En allant de Québec à Montréal dans un comfortable bateau à vapeur, on longe les districts français ; on passe devant Saint-Trois, Sainte-Anne, les Trois-Rivières, le port Saint-François, autant de villes ou bourgs catholiques dont les habitans parlent le même langage que les héros de Dancourt et de Lesage, avec l’accent de nos provinces normandes. Les maisons sont pauvres, les fermes assez grossièrement cultivées. Le Canadien français ne demande au travail que le pain de chaque jour, aimant à vivre où il est né, à mourir où il a vécu. Ses enfans se partagent le domaine paternel, et, comme l’égalité veut qu’ils aient tous leur quote-part de la rive fluviale, les héritages ont quelquefois un demi-mille de profondeur sur quelques pieds de large. La saison d’hiver se passe en réunions joyeuses ; on chante, on danse auprès de l’étuve allumée. Le costume n’a pas changé depuis l’arrivée des premiers colons ; c’est la même veste de drap gris à larges basques, le bonnet de tricot rouge ou bleu, la ceinture de couleur tranchante serrée autour de la taille, les culottes arrêtées au genou.

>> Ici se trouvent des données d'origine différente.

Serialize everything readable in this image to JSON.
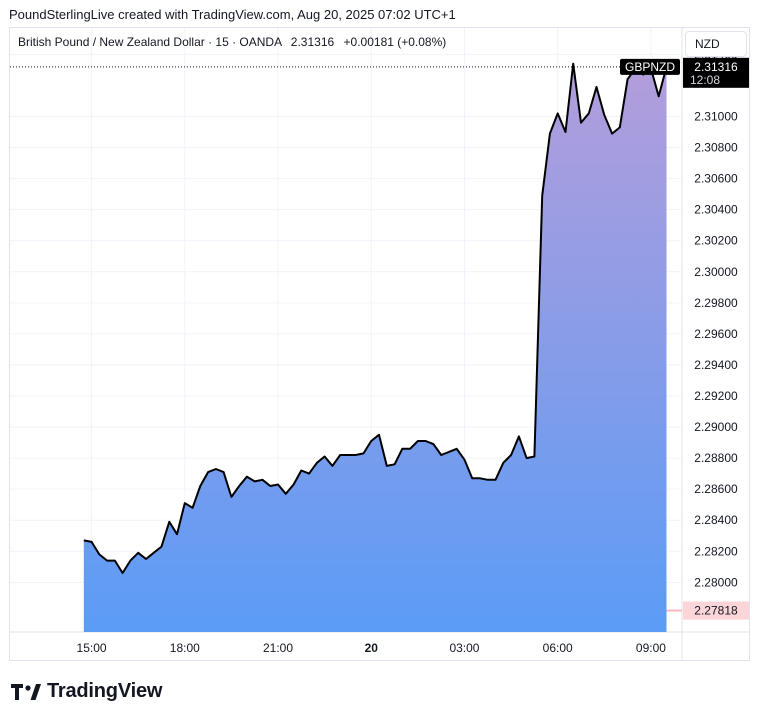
{
  "header": {
    "attribution": "PoundSterlingLive created with TradingView.com, Aug 20, 2025 07:02 UTC+1"
  },
  "legend": {
    "title": "British Pound / New Zealand Dollar · 15 · OANDA",
    "last": "2.31316",
    "change": "+0.00181 (+0.08%)"
  },
  "currency_button": "NZD",
  "branding": {
    "name": "TradingView"
  },
  "chart_data": {
    "type": "area",
    "symbol": "GBPNZD",
    "last_label": {
      "price": "2.31316",
      "countdown": "12:08"
    },
    "low_marker_label": "2.27818",
    "colors": {
      "line": "#000000",
      "fill_top": "#b39ddb",
      "fill_bottom": "#5b9cf6",
      "low_marker": "#f7b9bd",
      "grid": "#f0f3fa"
    },
    "ylim": [
      2.2768,
      2.3157
    ],
    "y_ticks": [
      "2.28000",
      "2.28200",
      "2.28400",
      "2.28600",
      "2.28800",
      "2.29000",
      "2.29200",
      "2.29400",
      "2.29600",
      "2.29800",
      "2.30000",
      "2.30200",
      "2.30400",
      "2.30600",
      "2.30800",
      "2.31000",
      "2.31400"
    ],
    "x_ticks": [
      {
        "label": "15:00",
        "t": 1
      },
      {
        "label": "18:00",
        "t": 13
      },
      {
        "label": "21:00",
        "t": 25
      },
      {
        "label": "20",
        "t": 37,
        "bold": true
      },
      {
        "label": "03:00",
        "t": 49
      },
      {
        "label": "06:00",
        "t": 61
      },
      {
        "label": "09:00",
        "t": 73
      }
    ],
    "x_range": [
      -9.5,
      77
    ],
    "values": [
      2.2827,
      2.2826,
      2.2818,
      2.2814,
      2.2814,
      2.2806,
      2.2814,
      2.2819,
      2.2815,
      2.2819,
      2.2823,
      2.2839,
      2.2831,
      2.2851,
      2.2848,
      2.2862,
      2.2871,
      2.2873,
      2.2871,
      2.2855,
      2.2862,
      2.2868,
      2.2865,
      2.2866,
      2.2862,
      2.2863,
      2.2857,
      2.2863,
      2.2872,
      2.287,
      2.2877,
      2.2881,
      2.2875,
      2.2882,
      2.2882,
      2.2882,
      2.2883,
      2.2891,
      2.2895,
      2.2875,
      2.2876,
      2.2886,
      2.2886,
      2.2891,
      2.2891,
      2.2889,
      2.2882,
      2.2884,
      2.2886,
      2.2879,
      2.2867,
      2.2867,
      2.2866,
      2.2866,
      2.2877,
      2.2882,
      2.2894,
      2.288,
      2.2881,
      2.3049,
      2.3089,
      2.3102,
      2.309,
      2.3134,
      2.3096,
      2.3102,
      2.3119,
      2.3101,
      2.3089,
      2.3093,
      2.3124,
      2.3131,
      2.3127,
      2.3131,
      2.3113,
      2.3132
    ]
  }
}
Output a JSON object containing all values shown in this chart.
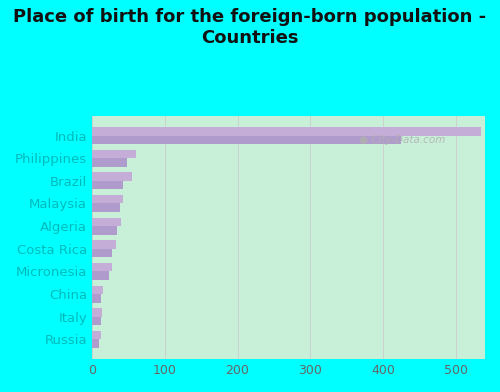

Chaque dimanche, ils assistent pieusement aux offices. Bien peu savent lire ou écrire, bien peu se rendent compte de leur condition nationale ; mais avec leur politesse native, leurs besoins bornés, leur foi simple et solide, leurs vieilles chansons qu’ils se transmettent encore telles qu’on les entendait il y a deux cents ans au bord de la Loire, on trouverait difficilement des gens plus heureux.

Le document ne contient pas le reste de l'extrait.